There should be an ISO standard with respect to how much power and information that front line customer support agents have. The more information you need, like changing passwords or accessing personal information, should get forwarded to higher level customer support agents with better training and more monitoring. This way you can design customer support experience with as little exposure to security issues as possible.
> better training and more monitoring.
That’s very load-bearing. It won’t help.
The CS reps are based in a LCOL country so the opportunity for theft is simply incredibly lucrative.
What is really needed, is customer-in-the-loop for access to their data. The problem is, not all accesses would make sense. Doing analytics over the data of the top 1% of customers, for example, requires some level of access, but would freak out those customers if they had to approve it.

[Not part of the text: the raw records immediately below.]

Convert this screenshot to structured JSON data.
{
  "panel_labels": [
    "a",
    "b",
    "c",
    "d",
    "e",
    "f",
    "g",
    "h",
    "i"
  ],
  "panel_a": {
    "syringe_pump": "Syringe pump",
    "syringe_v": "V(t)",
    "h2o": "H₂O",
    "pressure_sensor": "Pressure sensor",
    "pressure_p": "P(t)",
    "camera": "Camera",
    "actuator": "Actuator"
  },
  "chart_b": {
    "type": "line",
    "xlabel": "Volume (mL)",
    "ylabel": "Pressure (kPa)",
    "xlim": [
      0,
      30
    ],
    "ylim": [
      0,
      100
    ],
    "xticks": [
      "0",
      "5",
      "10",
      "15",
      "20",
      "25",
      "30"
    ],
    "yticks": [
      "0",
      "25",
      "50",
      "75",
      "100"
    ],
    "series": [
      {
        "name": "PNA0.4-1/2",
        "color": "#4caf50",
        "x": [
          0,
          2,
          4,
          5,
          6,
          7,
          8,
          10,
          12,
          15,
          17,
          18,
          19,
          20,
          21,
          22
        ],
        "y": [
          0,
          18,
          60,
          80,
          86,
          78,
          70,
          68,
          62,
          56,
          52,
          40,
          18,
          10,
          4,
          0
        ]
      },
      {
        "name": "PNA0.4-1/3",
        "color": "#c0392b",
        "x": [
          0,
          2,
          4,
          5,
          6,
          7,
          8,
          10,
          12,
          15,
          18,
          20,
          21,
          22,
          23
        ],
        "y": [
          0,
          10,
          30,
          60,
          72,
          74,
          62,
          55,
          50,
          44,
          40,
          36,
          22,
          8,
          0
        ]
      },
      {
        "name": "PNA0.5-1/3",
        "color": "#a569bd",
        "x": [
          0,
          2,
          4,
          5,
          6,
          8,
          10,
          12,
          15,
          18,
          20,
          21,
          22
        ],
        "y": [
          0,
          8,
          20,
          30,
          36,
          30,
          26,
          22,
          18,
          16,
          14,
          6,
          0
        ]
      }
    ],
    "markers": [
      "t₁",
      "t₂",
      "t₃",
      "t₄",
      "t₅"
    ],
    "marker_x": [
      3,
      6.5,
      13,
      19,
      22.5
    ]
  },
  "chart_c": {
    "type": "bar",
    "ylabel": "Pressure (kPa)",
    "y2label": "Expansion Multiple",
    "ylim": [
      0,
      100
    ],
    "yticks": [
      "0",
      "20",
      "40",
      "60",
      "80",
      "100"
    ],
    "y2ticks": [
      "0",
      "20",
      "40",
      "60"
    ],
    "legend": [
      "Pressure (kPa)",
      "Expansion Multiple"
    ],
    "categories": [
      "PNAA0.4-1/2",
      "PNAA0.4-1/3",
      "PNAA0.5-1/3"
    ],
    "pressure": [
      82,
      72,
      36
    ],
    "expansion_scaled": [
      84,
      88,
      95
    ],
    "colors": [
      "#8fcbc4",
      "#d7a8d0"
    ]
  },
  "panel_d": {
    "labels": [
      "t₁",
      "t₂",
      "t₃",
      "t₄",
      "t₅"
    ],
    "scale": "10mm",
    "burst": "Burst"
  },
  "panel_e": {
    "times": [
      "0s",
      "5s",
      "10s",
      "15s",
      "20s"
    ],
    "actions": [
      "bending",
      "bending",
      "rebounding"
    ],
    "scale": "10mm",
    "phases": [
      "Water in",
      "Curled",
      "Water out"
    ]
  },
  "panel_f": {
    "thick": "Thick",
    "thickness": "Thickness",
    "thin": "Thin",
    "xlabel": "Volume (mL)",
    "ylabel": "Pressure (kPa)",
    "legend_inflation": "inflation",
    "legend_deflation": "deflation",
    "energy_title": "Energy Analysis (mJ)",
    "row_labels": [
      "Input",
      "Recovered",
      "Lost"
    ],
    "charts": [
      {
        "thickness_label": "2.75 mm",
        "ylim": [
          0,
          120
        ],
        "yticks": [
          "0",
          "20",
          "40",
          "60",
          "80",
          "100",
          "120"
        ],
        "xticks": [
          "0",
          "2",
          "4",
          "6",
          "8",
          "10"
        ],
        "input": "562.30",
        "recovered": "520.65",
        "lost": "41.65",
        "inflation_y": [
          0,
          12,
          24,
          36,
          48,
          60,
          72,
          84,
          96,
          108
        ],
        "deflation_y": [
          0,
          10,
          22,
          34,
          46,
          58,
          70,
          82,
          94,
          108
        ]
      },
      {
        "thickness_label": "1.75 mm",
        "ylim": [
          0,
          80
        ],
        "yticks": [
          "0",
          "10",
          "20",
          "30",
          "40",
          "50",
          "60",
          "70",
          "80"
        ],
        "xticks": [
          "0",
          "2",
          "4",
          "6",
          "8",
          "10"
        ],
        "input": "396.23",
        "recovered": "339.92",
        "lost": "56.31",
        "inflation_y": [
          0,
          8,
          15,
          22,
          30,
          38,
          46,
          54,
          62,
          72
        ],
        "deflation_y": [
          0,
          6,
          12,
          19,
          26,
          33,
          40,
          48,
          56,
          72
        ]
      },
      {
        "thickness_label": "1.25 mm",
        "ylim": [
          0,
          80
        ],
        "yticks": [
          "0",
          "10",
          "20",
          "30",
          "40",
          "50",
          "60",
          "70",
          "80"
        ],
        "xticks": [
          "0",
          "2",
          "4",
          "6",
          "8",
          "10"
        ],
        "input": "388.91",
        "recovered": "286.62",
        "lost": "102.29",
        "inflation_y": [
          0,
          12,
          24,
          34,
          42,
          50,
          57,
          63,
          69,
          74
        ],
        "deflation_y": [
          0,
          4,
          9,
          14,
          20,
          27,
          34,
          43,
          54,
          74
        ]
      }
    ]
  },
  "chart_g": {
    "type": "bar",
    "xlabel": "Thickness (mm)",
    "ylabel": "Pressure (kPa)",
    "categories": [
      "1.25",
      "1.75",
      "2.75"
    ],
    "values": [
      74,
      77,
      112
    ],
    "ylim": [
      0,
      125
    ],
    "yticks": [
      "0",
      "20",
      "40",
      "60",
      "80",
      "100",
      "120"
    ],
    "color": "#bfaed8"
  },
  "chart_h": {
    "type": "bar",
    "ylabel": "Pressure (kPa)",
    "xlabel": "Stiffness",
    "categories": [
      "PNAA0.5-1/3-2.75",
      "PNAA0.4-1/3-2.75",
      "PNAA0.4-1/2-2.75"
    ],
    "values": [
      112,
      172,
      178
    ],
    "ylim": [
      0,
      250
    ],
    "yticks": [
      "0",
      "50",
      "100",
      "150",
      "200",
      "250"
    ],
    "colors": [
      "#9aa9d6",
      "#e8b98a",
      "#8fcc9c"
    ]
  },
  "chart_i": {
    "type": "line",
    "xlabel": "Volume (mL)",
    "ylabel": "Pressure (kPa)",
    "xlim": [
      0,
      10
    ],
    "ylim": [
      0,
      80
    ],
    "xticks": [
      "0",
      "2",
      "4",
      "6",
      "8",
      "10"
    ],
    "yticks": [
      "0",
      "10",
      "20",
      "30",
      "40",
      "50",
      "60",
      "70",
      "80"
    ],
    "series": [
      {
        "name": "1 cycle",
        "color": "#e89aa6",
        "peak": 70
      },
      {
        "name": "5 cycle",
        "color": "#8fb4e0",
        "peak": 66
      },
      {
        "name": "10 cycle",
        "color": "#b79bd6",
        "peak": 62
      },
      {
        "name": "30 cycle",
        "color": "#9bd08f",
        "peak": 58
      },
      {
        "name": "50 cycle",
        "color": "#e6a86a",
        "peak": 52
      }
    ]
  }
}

If it would freak out the customers, maybe they shouldn’t be doing it.
That’s a nice thought, but naive.
What about, for example, a higher-tier support person performing QA over someone else’s work? What about DFIR teams doing research on potential abuse? Etc etc.
They main defense against internal attacks is bookkeeping. Banks have been dealing with this for thousands of years. I recommend the corresponding chapter in Security Engineering by Ross Anderson: https://www.cl.cam.ac.uk/archive/rja14/Papers/SEv3-ch12.pdf
Bookkeeping will alert you to employees stealing your money. It won't alert you to employees selling information.
Compartmentalization is a very expensive customer support model.